Introduction
In magnetic resonance (MR) images, noise is a common issue which can lead to degraded image
quality and reduced clinical value. The signal-to-noise ratio (SNR) of an image is directly proportional
to specific factors such as the magnetic field strength or the scan acquisition time but increasing those
makes the examination more expensive. Therefore, especially for low-field MR imaging, denoising
techniques can be used to improve the SNR and thus increase the diagnostic value of the resulting
images. The aim of this thesis is to implement a deep-learning-based denoising approach which
operates on reconstructed MR images using corresponding noise maps as supplementary input.
Methods and data
The data for this work is based on internal sources of Siemens Healthineers. There are around 10,000
2-D slice images of 862 studies available which were acquired with 1.5 T or 3 T MRI scanners.
Corresponding noise maps, i.e. spatially resolved image maps showing the standard deviation of
the underlying image noise, were calculated from the image data. To simulate lower field strengths,
synthetic noise will be added to the available image data.
In general, supervised deep learning methods are more straight forward than unsupervised methods, but
good ground truth data (i.e., noise-free images) is often hard to obtain for medical imaging applications.
Metzler et al. [1] proposed using Stein’s unbiased risk estimator (SURE) to train convolutional neural
networks for image denoising without any ground truth data. They have shown that SURE can be
applied to compute the mean-squared- error loss associated with an estimate of the noiseless ground
truth image under the assumption that the noise is normally distributed. Zhussip et al. [2] applied
SURE for unsupervised training of image recovery and simultaneous denoising with undersampled
compressed sensing measurements.
The goal of this thesis is to adapt a neural network for denoising using SURE loss and investigate the
benefits of including the noise map of an MR image as supplementary input. This approach will be
compared with standard supervised and unsupervised methods, such as Noise2Void [3] and Noise2Self
[4], which require nothing but the noisy data as input.

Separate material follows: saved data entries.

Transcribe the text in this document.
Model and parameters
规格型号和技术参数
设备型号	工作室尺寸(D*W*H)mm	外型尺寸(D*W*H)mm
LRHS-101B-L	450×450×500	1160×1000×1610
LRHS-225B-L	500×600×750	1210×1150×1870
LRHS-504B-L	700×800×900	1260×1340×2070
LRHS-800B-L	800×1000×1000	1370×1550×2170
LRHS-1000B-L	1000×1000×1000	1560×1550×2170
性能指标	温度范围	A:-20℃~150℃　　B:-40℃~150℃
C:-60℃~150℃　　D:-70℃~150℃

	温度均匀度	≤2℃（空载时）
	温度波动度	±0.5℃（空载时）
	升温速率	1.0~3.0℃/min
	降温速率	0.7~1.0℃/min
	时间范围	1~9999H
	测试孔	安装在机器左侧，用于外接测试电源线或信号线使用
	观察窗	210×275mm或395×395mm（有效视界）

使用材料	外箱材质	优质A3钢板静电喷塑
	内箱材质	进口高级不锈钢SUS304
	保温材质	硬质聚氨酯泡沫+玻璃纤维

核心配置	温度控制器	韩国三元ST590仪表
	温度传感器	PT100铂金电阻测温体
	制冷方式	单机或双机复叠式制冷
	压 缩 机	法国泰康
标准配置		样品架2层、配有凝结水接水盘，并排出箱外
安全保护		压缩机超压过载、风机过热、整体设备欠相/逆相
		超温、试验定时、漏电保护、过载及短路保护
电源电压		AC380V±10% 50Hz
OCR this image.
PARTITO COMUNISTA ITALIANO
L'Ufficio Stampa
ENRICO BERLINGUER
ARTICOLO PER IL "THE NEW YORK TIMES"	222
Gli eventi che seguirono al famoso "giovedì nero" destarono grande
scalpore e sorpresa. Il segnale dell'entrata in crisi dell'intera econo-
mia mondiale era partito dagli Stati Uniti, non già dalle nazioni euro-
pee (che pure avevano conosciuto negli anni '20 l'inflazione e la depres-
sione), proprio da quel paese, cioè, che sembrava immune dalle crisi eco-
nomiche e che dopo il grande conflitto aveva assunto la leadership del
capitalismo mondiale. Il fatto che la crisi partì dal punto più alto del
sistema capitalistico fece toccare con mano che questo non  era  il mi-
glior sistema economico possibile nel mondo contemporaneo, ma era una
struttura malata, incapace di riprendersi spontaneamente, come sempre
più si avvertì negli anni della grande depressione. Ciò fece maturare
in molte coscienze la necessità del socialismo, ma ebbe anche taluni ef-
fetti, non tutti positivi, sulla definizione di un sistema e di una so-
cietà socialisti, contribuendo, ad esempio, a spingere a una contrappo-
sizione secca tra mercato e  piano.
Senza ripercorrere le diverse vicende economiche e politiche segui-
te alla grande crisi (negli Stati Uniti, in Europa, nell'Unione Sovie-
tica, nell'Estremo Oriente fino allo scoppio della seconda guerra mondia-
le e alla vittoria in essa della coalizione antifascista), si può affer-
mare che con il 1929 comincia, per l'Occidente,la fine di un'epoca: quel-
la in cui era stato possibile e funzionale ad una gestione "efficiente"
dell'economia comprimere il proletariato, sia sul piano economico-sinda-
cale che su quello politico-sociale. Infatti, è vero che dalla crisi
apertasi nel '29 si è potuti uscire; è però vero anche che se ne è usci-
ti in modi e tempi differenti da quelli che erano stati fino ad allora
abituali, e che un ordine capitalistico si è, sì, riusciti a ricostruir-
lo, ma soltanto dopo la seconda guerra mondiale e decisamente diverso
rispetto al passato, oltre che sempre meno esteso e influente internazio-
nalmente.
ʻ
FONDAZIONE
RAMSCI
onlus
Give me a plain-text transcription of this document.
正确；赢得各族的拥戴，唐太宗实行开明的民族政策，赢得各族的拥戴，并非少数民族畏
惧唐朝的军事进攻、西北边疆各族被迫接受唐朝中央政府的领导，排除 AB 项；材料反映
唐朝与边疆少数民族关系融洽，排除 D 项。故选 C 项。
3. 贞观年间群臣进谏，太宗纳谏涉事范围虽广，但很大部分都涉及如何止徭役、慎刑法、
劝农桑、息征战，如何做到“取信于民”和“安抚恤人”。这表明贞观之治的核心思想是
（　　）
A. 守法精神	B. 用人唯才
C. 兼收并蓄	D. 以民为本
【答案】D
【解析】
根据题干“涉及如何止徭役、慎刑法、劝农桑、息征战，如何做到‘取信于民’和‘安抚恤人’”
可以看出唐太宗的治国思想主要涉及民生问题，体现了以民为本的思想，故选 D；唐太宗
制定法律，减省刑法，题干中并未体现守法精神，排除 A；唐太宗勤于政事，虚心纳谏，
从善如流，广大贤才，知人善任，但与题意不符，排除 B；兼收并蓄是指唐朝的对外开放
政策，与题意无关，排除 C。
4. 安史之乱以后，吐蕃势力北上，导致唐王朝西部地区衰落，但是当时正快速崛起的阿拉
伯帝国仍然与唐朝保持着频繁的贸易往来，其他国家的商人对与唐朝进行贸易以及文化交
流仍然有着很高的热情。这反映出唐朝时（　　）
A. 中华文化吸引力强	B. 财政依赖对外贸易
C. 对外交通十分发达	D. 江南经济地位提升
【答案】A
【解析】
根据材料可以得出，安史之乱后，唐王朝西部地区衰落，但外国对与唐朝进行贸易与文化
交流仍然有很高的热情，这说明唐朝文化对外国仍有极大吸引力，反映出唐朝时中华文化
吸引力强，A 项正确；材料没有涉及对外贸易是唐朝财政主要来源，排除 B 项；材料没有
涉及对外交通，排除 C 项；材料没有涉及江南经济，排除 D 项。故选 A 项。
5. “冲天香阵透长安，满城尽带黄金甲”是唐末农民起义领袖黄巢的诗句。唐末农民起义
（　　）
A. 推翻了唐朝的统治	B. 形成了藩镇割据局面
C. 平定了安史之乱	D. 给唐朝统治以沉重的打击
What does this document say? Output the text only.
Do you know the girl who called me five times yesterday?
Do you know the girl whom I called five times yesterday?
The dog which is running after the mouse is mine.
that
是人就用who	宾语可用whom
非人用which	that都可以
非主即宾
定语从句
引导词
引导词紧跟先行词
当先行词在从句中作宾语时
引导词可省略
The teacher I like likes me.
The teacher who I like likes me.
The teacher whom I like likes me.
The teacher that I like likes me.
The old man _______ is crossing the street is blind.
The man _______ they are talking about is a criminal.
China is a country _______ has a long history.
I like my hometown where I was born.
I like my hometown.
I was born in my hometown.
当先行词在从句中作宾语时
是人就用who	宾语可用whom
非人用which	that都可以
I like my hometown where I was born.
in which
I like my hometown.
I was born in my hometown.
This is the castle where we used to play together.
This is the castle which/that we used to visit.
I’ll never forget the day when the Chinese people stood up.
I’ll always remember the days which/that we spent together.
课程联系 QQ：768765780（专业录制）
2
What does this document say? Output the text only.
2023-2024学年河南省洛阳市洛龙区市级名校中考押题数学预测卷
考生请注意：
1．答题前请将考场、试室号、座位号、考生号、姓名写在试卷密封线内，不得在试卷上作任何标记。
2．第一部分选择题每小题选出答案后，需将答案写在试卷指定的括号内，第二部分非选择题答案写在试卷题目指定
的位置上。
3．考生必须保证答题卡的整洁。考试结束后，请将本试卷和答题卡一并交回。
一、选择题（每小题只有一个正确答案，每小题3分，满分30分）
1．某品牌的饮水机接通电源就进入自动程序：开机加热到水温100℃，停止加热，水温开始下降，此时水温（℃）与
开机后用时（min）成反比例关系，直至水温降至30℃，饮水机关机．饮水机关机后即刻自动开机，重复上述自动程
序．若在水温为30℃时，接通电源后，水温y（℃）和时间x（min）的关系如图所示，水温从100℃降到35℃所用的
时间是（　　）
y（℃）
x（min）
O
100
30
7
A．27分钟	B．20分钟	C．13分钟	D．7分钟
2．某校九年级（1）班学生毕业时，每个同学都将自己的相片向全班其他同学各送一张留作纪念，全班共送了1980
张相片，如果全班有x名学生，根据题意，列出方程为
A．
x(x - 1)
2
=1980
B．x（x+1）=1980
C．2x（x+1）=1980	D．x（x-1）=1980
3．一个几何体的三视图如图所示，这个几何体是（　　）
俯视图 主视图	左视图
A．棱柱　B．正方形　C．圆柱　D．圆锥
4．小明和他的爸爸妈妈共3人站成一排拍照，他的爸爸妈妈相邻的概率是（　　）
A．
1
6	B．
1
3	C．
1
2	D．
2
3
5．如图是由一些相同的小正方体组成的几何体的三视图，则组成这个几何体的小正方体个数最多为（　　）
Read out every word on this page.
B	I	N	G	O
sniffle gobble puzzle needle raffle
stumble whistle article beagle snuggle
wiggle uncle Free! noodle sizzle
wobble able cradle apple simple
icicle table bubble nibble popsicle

For the supervised approach, the original 3 T
images might be used as ground truth and the images with added, synthetic noise to simulate lower
field strengths as input data.
Evaluation
The following aspects will be evaluated:
Different neural network architectures will be implemented and compared w.r.t their denoising
performance.
The SURE-based approach will be compared to other proposed unsupervised or supervised deep
learning methods (e.g., Noise2Void, Noise2Self) as well as conventional denoising algorithms.
An extended evaluation of the network’s performance will be conducted on unseen image data.
References
[1] C. Metzler, A. Mousavi, R. Heckel, and R.G. Baraniuk. Unsupervised learning with stein’s unbiased risk
estimator. arXiv:1805.10531, 2020.
[2] M. Zhussip, S. Soltanayev, and S.Y. Chun. Training deep learning based image denoisers from undersampled
measurements without ground truth and without image prior. CVPR, pages 10255–10264, 2019.
[3] A. Krull, T.O. Buchholz, and F. Jug. Noise2void – learning denoising from single noisy images. CVPR,
pages 2129–2137, 2019.
[4] J. Batson and L. Royer. Noise2self: Blind denoising by self-supervision. PLMR, 97:524–533, 2019.